To investigate A(1), A(2A), A(2B), and A(3) adenosine receptors in lymphocytes and neutrophils from patients with early rheumatoid arthritis (ERA) as well as from RA patients treated with methotrexate (MTX) or anti-tumor necrosis factor alpha (anti-TNFalpha), as compared with those in age-matched healthy controls, and to examine correlations between the status and functionality of adenosine receptors and TNFalpha release and NF-kappaB activation.


Adenosine receptors were analyzed by saturation binding assays and Western blot analyses. We investigated the potency of typical A(2A) and A(3) agonists in the production of cAMP in control subjects, ERA patients, and RA patients treated with MTX or anti-TNFalpha. In a separate cohort of RA patients, TNFalpha release and NF-kappaB activation were evaluated in plasma and nuclear extracts, respectively.


In ERA patients, we found a high density and altered functionality of A(2A) and A(3) receptors. The binding and functional parameters of A(2A) and A(3) receptors normalized after anti-TNFalpha, but not MTX, treatment. TNFalpha release was increased in ERA patients and in MTX-treated RA patients, whereas in anti-TNFalpha-treated RA patients, release was comparable to that in the controls. NF-kappaB activation was elevated in ERA patients and in MTX-treated RA patients. Anti-TNFalpha treatment mediated decreased levels of NF-kappaB activation.
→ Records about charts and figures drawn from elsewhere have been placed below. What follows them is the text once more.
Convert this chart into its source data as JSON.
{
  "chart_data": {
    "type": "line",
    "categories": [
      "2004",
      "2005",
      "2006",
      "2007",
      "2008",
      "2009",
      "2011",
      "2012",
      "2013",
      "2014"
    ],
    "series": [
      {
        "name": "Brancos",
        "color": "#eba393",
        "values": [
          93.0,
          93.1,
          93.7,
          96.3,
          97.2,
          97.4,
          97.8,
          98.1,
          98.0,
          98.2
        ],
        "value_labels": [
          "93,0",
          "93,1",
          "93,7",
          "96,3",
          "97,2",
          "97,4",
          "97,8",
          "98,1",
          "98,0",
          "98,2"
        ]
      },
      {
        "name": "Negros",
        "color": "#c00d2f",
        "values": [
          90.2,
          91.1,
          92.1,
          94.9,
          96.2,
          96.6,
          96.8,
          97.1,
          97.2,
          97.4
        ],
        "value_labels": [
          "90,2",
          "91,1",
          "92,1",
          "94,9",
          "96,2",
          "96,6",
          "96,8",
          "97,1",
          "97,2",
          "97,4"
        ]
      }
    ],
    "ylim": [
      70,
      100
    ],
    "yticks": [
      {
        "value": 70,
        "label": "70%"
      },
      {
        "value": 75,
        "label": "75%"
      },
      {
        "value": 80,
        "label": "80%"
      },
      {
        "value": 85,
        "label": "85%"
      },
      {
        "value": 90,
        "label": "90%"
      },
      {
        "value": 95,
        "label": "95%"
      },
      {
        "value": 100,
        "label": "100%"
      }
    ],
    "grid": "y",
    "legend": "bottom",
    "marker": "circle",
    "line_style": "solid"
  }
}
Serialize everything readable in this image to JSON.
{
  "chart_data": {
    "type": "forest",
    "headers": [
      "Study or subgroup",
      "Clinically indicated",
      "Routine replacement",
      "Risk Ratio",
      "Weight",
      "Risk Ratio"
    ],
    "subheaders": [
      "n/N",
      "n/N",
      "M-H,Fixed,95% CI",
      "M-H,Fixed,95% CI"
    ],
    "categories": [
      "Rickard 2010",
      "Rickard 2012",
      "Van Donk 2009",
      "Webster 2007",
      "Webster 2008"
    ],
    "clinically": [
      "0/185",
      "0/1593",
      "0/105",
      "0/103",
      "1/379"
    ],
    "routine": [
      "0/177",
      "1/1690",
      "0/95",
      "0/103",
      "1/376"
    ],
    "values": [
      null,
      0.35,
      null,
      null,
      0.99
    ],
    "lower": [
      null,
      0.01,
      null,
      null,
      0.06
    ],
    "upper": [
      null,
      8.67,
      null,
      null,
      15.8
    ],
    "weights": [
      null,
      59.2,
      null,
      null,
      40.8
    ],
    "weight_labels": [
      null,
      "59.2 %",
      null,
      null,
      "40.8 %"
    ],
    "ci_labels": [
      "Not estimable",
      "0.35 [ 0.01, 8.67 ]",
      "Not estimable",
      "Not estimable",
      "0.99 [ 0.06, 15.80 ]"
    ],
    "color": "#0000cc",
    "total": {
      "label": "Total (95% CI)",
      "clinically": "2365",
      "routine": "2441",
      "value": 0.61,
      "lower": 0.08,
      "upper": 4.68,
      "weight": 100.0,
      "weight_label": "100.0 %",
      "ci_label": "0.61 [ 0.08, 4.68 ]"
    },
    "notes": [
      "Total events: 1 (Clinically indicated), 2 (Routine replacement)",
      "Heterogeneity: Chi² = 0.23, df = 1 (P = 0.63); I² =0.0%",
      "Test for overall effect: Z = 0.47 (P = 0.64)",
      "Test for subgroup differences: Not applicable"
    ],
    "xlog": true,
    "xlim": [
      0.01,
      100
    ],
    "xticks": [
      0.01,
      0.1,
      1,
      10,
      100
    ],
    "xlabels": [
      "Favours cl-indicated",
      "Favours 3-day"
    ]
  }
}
A(2A) and A(3) receptor up-regulation in ERA patients and in MTX-treated RA patients was associated with high levels of TNFalpha and NF-kappaB activation. Treatment with anti-TNFalpha normalized A(2A) and A(3) receptor expression and functionality. This new evidence of A(2A) and A(3) receptor involvement opens the possibility of exploiting their potential role in human diseases characterized by a marked inflammatory component.